Friedhofstermin: Dank an die Grabpfleger
SPD-Politiker ehren den vor 75 Jahren verstorbenen Stadtverordneten Eduard Bernstein.
Der städtische Friedhof Eisackstraße am Innsbrucker Platz war einmal ein geradezu paradiesischer Fleck. Aber nach und nach wurde es dort immer ungemütlicher: Erst rahmte man ihn mit zwei S-Bahntrassen ein, später zerschnitt ihn auch noch die Stadtautobahn. Der heutige Verkehrslärm hindert nicht nur die Toten an der Ruhe, sondern auch die Lebenden am Zuhören - wenn hier zum Beispiel Worte des Gedenkens fallen. Zur Erinnerung an den vor 75 Jahren verstorbenen SPD-Theoretiker und Schöneberger Stadtverordneten Eduard Bernstein versammelten sich desungeachtet am Mittwoch morgen rund zwei Dutzend führende SPD-Genossen und Ortsgruppen-Aktivisten an seinem Ehrengrab auf dem Friedhof.

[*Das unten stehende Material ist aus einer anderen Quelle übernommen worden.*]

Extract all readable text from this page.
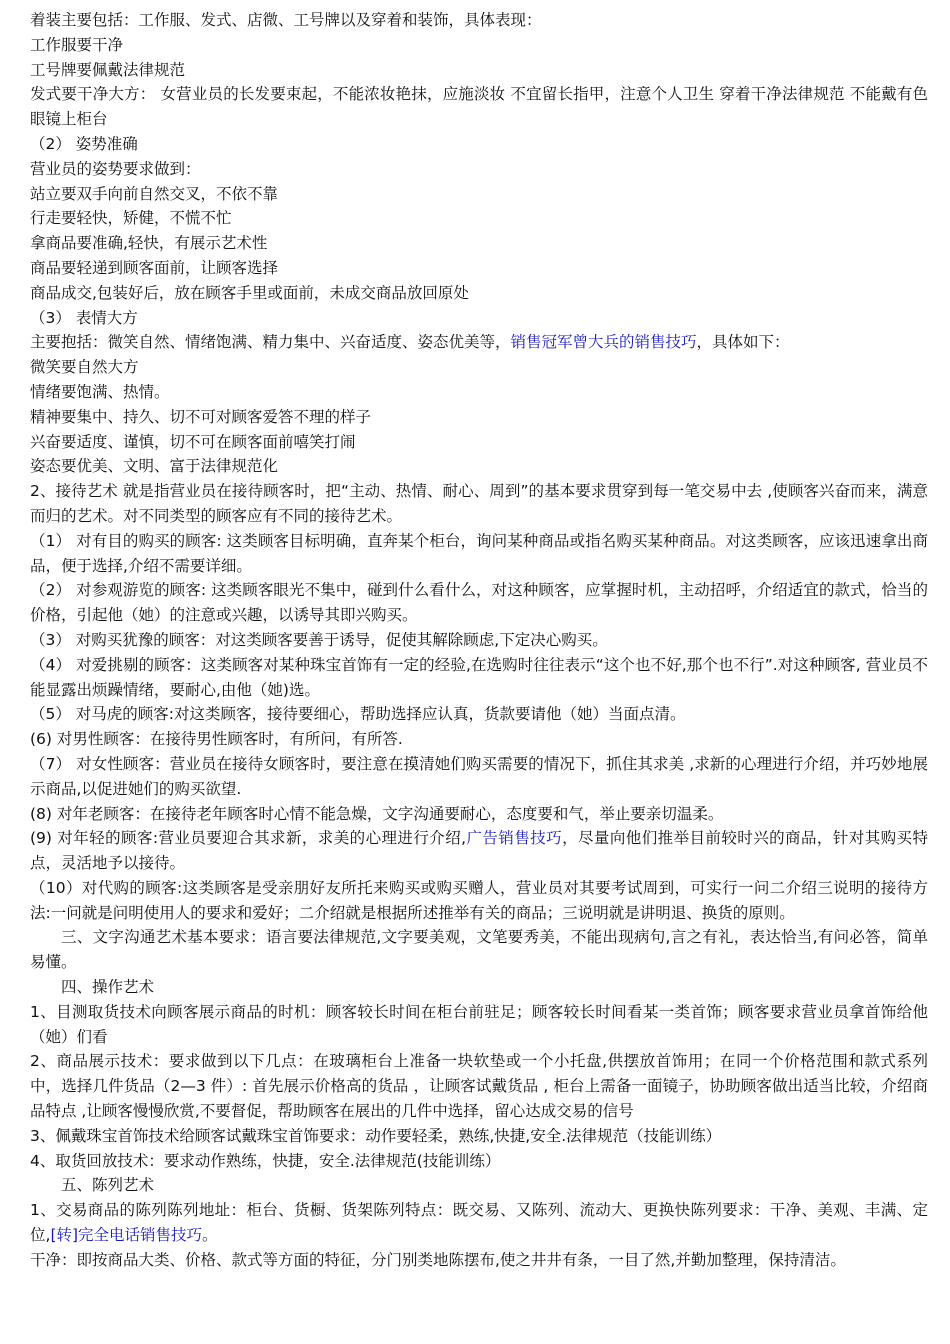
着装主要包括：工作服、发式、店微、工号牌以及穿着和装饰，具体表现：

工作服要干净

工号牌要佩戴法律规范

发式要干净大方： 女营业员的长发要束起，不能浓妆艳抹，应施淡妆 不宜留长指甲，注意个人卫生 穿着干净法律规范 不能戴有色眼镜上柜台

（2） 姿势准确

营业员的姿势要求做到：

站立要双手向前自然交叉，不依不靠

行走要轻快，矫健，不慌不忙

拿商品要准确,轻快，有展示艺术性

商品要轻递到顾客面前，让顾客选择

商品成交,包装好后，放在顾客手里或面前，未成交商品放回原处

（3） 表情大方

主要抱括：微笑自然、情绪饱满、精力集中、兴奋适度、姿态优美等，销售冠军曾大兵的销售技巧，具体如下：

微笑要自然大方

情绪要饱满、热情。

精神要集中、持久、切不可对顾客爱答不理的样子

兴奋要适度、谨慎，切不可在顾客面前嘻笑打闹

姿态要优美、文明、富于法律规范化

2、接待艺术 就是指营业员在接待顾客时，把“主动、热情、耐心、周到”的基本要求贯穿到每一笔交易中去 ,使顾客兴奋而来，满意而归的艺术。对不同类型的顾客应有不同的接待艺术。

（1） 对有目的购买的顾客: 这类顾客目标明确，直奔某个柜台，询问某种商品或指名购买某种商品。对这类顾客，应该迅速拿出商品，便于选择,介绍不需要详细。

（2） 对参观游览的顾客: 这类顾客眼光不集中，碰到什么看什么，对这种顾客，应掌握时机，主动招呼，介绍适宜的款式，恰当的价格，引起他（她）的注意或兴趣，以诱导其即兴购买。

（3） 对购买犹豫的顾客：对这类顾客要善于诱导，促使其解除顾虑,下定决心购买。

（4） 对爱挑剔的顾客：这类顾客对某种珠宝首饰有一定的经验,在选购时往往表示“这个也不好,那个也不行”.对这种顾客, 营业员不能显露出烦躁情绪，要耐心,由他（她)选。

（5） 对马虎的顾客:对这类顾客，接待要细心，帮助选择应认真，货款要请他（她）当面点清。

(6) 对男性顾客：在接待男性顾客时，有所问，有所答.

（7） 对女性顾客：营业员在接待女顾客时，要注意在摸清她们购买需要的情况下，抓住其求美 ,求新的心理进行介绍，并巧妙地展示商品,以促进她们的购买欲望.

(8) 对年老顾客：在接待老年顾客时心情不能急燥，文字沟通要耐心，态度要和气，举止要亲切温柔。

(9) 对年轻的顾客:营业员要迎合其求新，求美的心理进行介绍,广告销售技巧，尽量向他们推举目前较时兴的商品，针对其购买特点，灵活地予以接待。

（10）对代购的顾客:这类顾客是受亲朋好友所托来购买或购买赠人，营业员对其要考试周到，可实行一问二介绍三说明的接待方法:一问就是问明使用人的要求和爱好；二介绍就是根据所述推举有关的商品；三说明就是讲明退、换货的原则。

三、文字沟通艺术基本要求：语言要法律规范,文字要美观，文笔要秀美，不能出现病句,言之有礼，表达恰当,有问必答，简单易懂。

四、操作艺术

1、目测取货技术向顾客展示商品的时机：顾客较长时间在柜台前驻足；顾客较长时间看某一类首饰；顾客要求营业员拿首饰给他（她）们看

2、商品展示技术：要求做到以下几点：在玻璃柜台上准备一块软垫或一个小托盘,供摆放首饰用；在同一个价格范围和款式系列中，选择几件货品（2—3 件）: 首先展示价格高的货品 ，让顾客试戴货品 , 柜台上需备一面镜子，协助顾客做出适当比较，介绍商品特点 ,让顾客慢慢欣赏,不要督促，帮助顾客在展出的几件中选择，留心达成交易的信号

3、佩戴珠宝首饰技术给顾客试戴珠宝首饰要求：动作要轻柔，熟练,快捷,安全.法律规范（技能训练）

4、取货回放技术：要求动作熟练，快捷，安全.法律规范(技能训练）

五、陈列艺术

1、交易商品的陈列陈列地址：柜台、货橱、货架陈列特点：既交易、又陈列、流动大、更换快陈列要求：干净、美观、丰满、定位,[转]完全电话销售技巧。

干净：即按商品大类、价格、款式等方面的特征，分门别类地陈摆布,使之井井有条，一目了然,并勤加整理，保持清洁。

Die Sozialdemokratie ist auf Sinnsuche und beschäftigt sich wieder mit ihren Vordenkern: "Wir haben keinen Grund, uns von unserer Vergangenheit zu distanzieren", hatte dazu bereits SPD-Chef Kurt Beck bei Verabschiedung des neuen Parteiprogramms in Hamburg gesagt. In diesem Geist zog SPD-Generalsekretär Hubertus Heil nun am neuen Grabstein des "Revisionisten" Eduard Bernstein eine gerade Linie vom Gothaer über das Erfurter bis zum Godesberger und dem Hamburger Programm: Stets sei es darum gegangen, sich von der "naiven Utopie" zu verabschieden (ohne allerdings das Wort Sozialismus fallen zu lassen) und stattdessen auf die altbewährte "Methode Reform" zu setzen. Um es mit den Worten von Eduard Bernstein zu sagen, dem auch noch Willy Brandt zugestimmt hätte: "Das Ziel ist nichts, die Bewegung alles!"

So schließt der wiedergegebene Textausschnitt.